Don’t give up! I’m here to offer a way for you to resurrect your resolutions. But first you have to understand something about resolutions. They are inherently flawed and feeble as a way of changing habits and behaviour. Why? For one thing, the word ‘resolution’ itself is weak. And words are important. Resolution has no inherent power. It’s a word that begs to be ignored. It feels ‘non- binding’ the moment the word passes our lips. Members of legislative bodies pass so-called non-binding resolutions all the time, and this sense of verbal frailty seeps into the collective unconscious. I suggest you purge the term New Year’s resolution from your vocabulary.

My advice for 2020 is to turn your New Year’s resolutions – whether you’ve already abandoned them or not – into New Year’s promises. A promise is much more powerful than either a resolution or a goal. That’s why I created the GPS Success System: Goals into Promises = Success. GPS.

A promise is like a goal or resolution on steroids. It comes from the heart, whereas goals and resolutions are much more cerebral. If you use the two magic words
— I promise — you will feel a much stronger emotional commitment to your top objectives for the year. By making a heartfelt promise — to yourself or to someone you care about — you will hold yourself accountable. Your integrity will be on the line. You’ll have some emotional skin in the game.

My promise to my mother on her deathbed I have experienced the power of making a promise first-hand. I made a promise to my mother on her deathbed that I would finish writing a book she had been encouraging me to write and dedicate it to her memory. Her face lit up and she said: “You do that, Matthew. You do that.” I knew right away that failure was not an option, that I had crossed the proverbial Rubicon. There was no turning back or making excuses any more. I had to keep my word. At that moment, what had been simply a casual idea or a vague goal was transformed into a magnificent, heart- powered mission. I’m proud to say I kept that promise. The resulting book is called HabitForce!, published with the following dedication: “In loving memory of my mother…”

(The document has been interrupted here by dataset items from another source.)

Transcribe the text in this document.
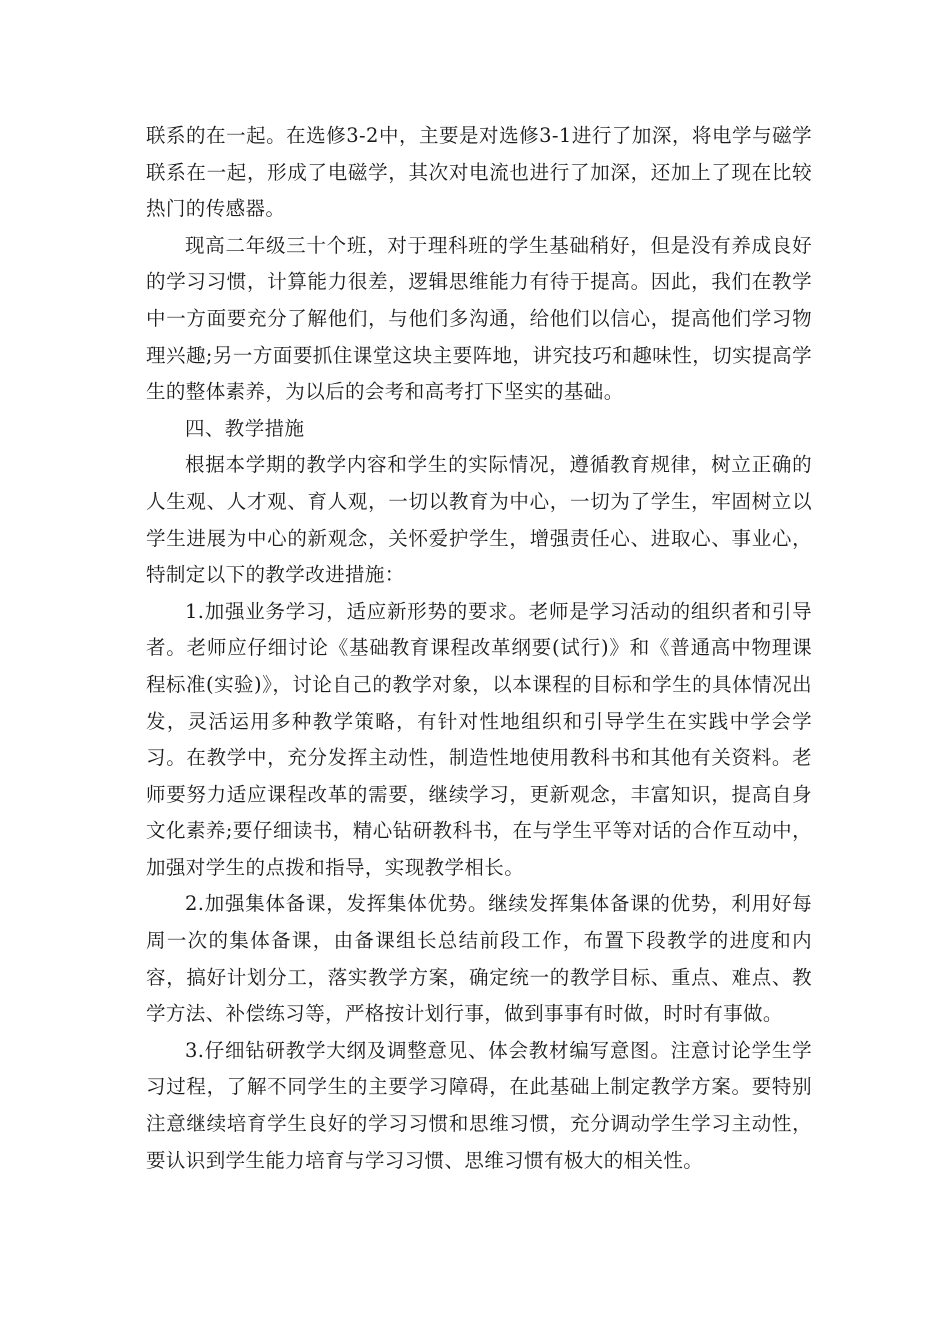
联系的在一起。在选修3-2中，主要是对选修3-1进行了加深，将电学与磁学联系在一起，形成了电磁学，其次对电流也进行了加深，还加上了现在比较热门的传感器。

现高二年级三十个班，对于理科班的学生基础稍好，但是没有养成良好的学习习惯，计算能力很差，逻辑思维能力有待于提高。因此，我们在教学中一方面要充分了解他们，与他们多沟通，给他们以信心，提高他们学习物理兴趣;另一方面要抓住课堂这块主要阵地，讲究技巧和趣味性，切实提高学生的整体素养，为以后的会考和高考打下坚实的基础。

四、教学措施

根据本学期的教学内容和学生的实际情况，遵循教育规律，树立正确的人生观、人才观、育人观，一切以教育为中心，一切为了学生，牢固树立以学生进展为中心的新观念，关怀爱护学生，增强责任心、进取心、事业心，特制定以下的教学改进措施：

1.加强业务学习，适应新形势的要求。老师是学习活动的组织者和引导者。老师应仔细讨论《基础教育课程改革纲要(试行)》和《普通高中物理课程标准(实验)》，讨论自己的教学对象，以本课程的目标和学生的具体情况出发，灵活运用多种教学策略，有针对性地组织和引导学生在实践中学会学习。在教学中，充分发挥主动性，制造性地使用教科书和其他有关资料。老师要努力适应课程改革的需要，继续学习，更新观念，丰富知识，提高自身文化素养;要仔细读书，精心钻研教科书，在与学生平等对话的合作互动中，加强对学生的点拨和指导，实现教学相长。

2.加强集体备课，发挥集体优势。继续发挥集体备课的优势，利用好每周一次的集体备课，由备课组长总结前段工作，布置下段教学的进度和内容，搞好计划分工，落实教学方案，确定统一的教学目标、重点、难点、教学方法、补偿练习等，严格按计划行事，做到事事有时做，时时有事做。

3.仔细钻研教学大纲及调整意见、体会教材编写意图。注意讨论学生学习过程，了解不同学生的主要学习障碍，在此基础上制定教学方案。要特别注意继续培育学生良好的学习习惯和思维习惯，充分调动学生学习主动性，要认识到学生能力培育与学习习惯、思维习惯有极大的相关性。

I did it, Mom! Finally. I can honestly say that this book would never have been completed had I not made that promise to you at home in Gasquet, California, a few weeks before you passed away. This vividly demonstrates the power of making a promise, especially to your mother! In the spirit of that dedication, my mission is to spread the power of making a promise to millions of people around the world. I sum up my message in four simple, mantra-like statements: Make a promise. Keep your word. Change your life. Transform the world.

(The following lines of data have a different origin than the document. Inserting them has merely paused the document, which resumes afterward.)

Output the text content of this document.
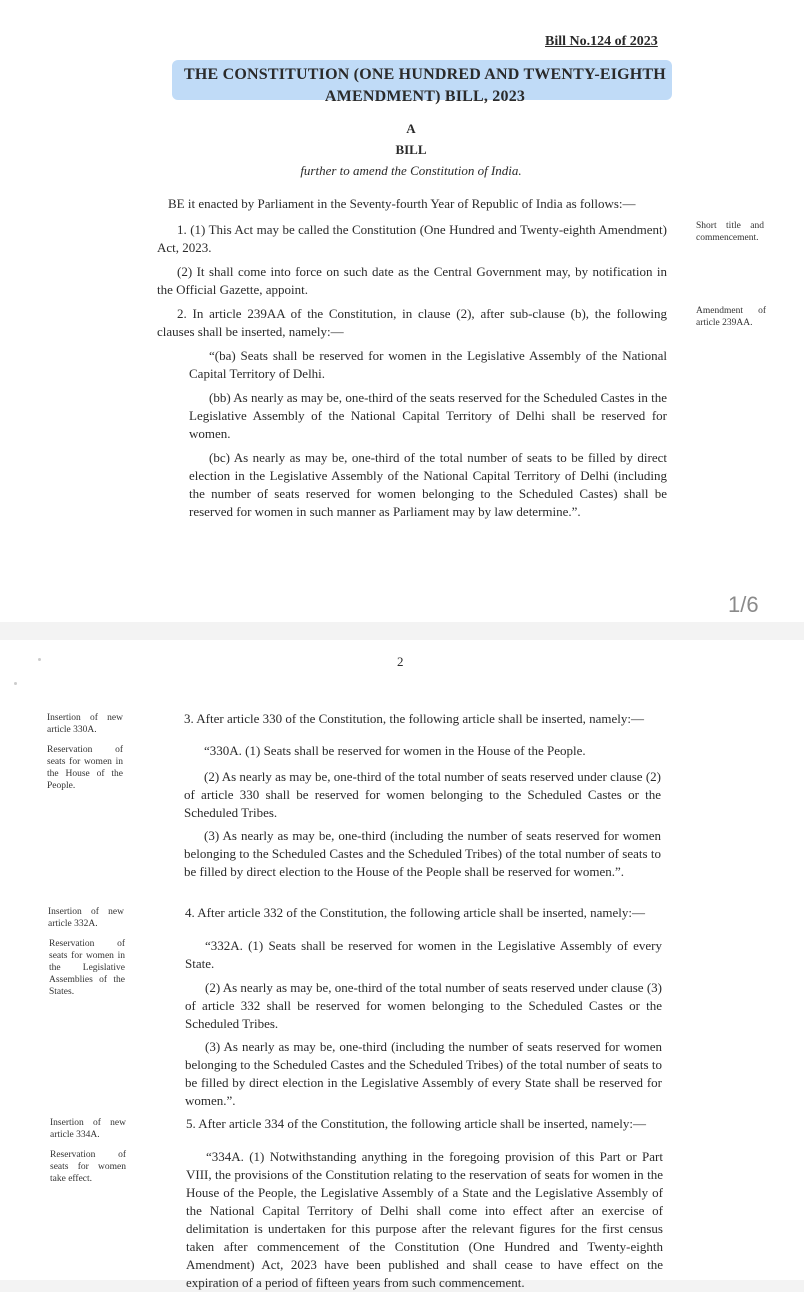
Bill No.124 of 2023
THE CONSTITUTION (ONE HUNDRED AND TWENTY-EIGHTH
AMENDMENT) BILL, 2023
A
BILL
further to amend the Constitution of India.

BE it enacted by Parliament in the Seventy-fourth Year of Republic of India as follows:—

1. (1) This Act may be called the Constitution (One Hundred and Twenty-eighth Amendment) Act, 2023.

(2) It shall come into force on such date as the Central Government may, by notification in the Official Gazette, appoint.

2. In article 239AA of the Constitution, in clause (2), after sub-clause (b), the following clauses shall be inserted, namely:—

“(ba) Seats shall be reserved for women in the Legislative Assembly of the National Capital Territory of Delhi.

(bb) As nearly as may be, one-third of the seats reserved for the Scheduled Castes in the Legislative Assembly of the National Capital Territory of Delhi shall be reserved for women.

(bc) As nearly as may be, one-third of the total number of seats to be filled by direct election in the Legislative Assembly of the National Capital Territory of Delhi (including the number of seats reserved for women belonging to the Scheduled Castes) shall be reserved for women in such manner as Parliament may by law determine.”.

Short title and commencement.
Amendment of article 239AA.
1/6
2

3. After article 330 of the Constitution, the following article shall be inserted, namely:—

“330A. (1) Seats shall be reserved for women in the House of the People.

(2) As nearly as may be, one-third of the total number of seats reserved under clause (2) of article 330 shall be reserved for women belonging to the Scheduled Castes or the Scheduled Tribes.

(3) As nearly as may be, one-third (including the number of seats reserved for women belonging to the Scheduled Castes and the Scheduled Tribes) of the total number of seats to be filled by direct election to the House of the People shall be reserved for women.”.

4. After article 332 of the Constitution, the following article shall be inserted, namely:—

“332A. (1) Seats shall be reserved for women in the Legislative Assembly of every State.

(2) As nearly as may be, one-third of the total number of seats reserved under clause (3) of article 332 shall be reserved for women belonging to the Scheduled Castes or the Scheduled Tribes.

(3) As nearly as may be, one-third (including the number of seats reserved for women belonging to the Scheduled Castes and the Scheduled Tribes) of the total number of seats to be filled by direct election in the Legislative Assembly of every State shall be reserved for women.”.

5. After article 334 of the Constitution, the following article shall be inserted, namely:—

“334A. (1) Notwithstanding anything in the foregoing provision of this Part or Part VIII, the provisions of the Constitution relating to the reservation of seats for women in the House of the People, the Legislative Assembly of a State and the Legislative Assembly of the National Capital Territory of Delhi shall come into effect after an exercise of delimitation is undertaken for this purpose after the relevant figures for the first census taken after commencement of the Constitution (One Hundred and Twenty-eighth Amendment) Act, 2023 have been published and shall cease to have effect on the expiration of a period of fifteen years from such commencement.

Insertion of new article 330A.
Reservation of seats for women in the House of the People.
Insertion of new article 332A.
Reservation of seats for women in the Legislative Assemblies of the States.
Insertion of new article 334A.
Reservation of seats for women take effect.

My forthcoming book – titled The Power of a Promise – includes a foreword by Jack Canfield, co-creator of the mega-best- selling Chicken Soup for the Soul series. Here’s an excerpt from Jack Canfield’s uplifting foreword: “When Matthew first told me about the heartfelt promise he made to his mother… I was hooked. You could say he had me at ‘I promise.’

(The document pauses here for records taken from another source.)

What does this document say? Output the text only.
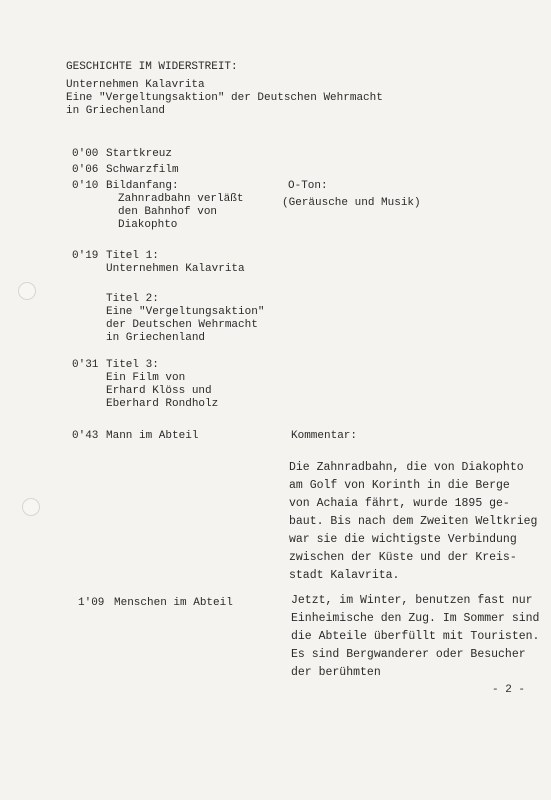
GESCHICHTE IM WIDERSTREIT:
Unternehmen Kalavrita
Eine "Vergeltungsaktion" der Deutschen Wehrmacht
in Griechenland
0'00 Startkreuz
0'06 Schwarzfilm
0'10 Bildanfang:
Zahnradbahn verläßt
den Bahnhof von
Diakophto
O-Ton:
(Geräusche und Musik)
0'19 Titel 1:
Unternehmen Kalavrita
Titel 2:
Eine "Vergeltungsaktion"
der Deutschen Wehrmacht
in Griechenland
0'31 Titel 3:
Ein Film von
Erhard Klöss und
Eberhard Rondholz
0'43 Mann im Abteil	Kommentar:
Die Zahnradbahn, die von Diakophto
am Golf von Korinth in die Berge
von Achaia fährt, wurde 1895 ge-
baut. Bis nach dem Zweiten Weltkrieg
war sie die wichtigste Verbindung
zwischen der Küste und der Kreis-
stadt Kalavrita.
1'09 Menschen im Abteil	Jetzt, im Winter, benutzen fast nur
Einheimische den Zug. Im Sommer sind
die Abteile überfüllt mit Touristen.
Es sind Bergwanderer oder Besucher
der berühmten
- 2 -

There was something very attractive, almost magnetic, about this concept. And I say that as somebody who has been intimately involved in the personal development field for many years. I’ve seen and heard just about everything… With a promise your heart and emotions are fully engaged. Because of this, a promise is what I call a personal empowerment ‘twofer.’ It combines The Power of Intention with The Law of Attraction.”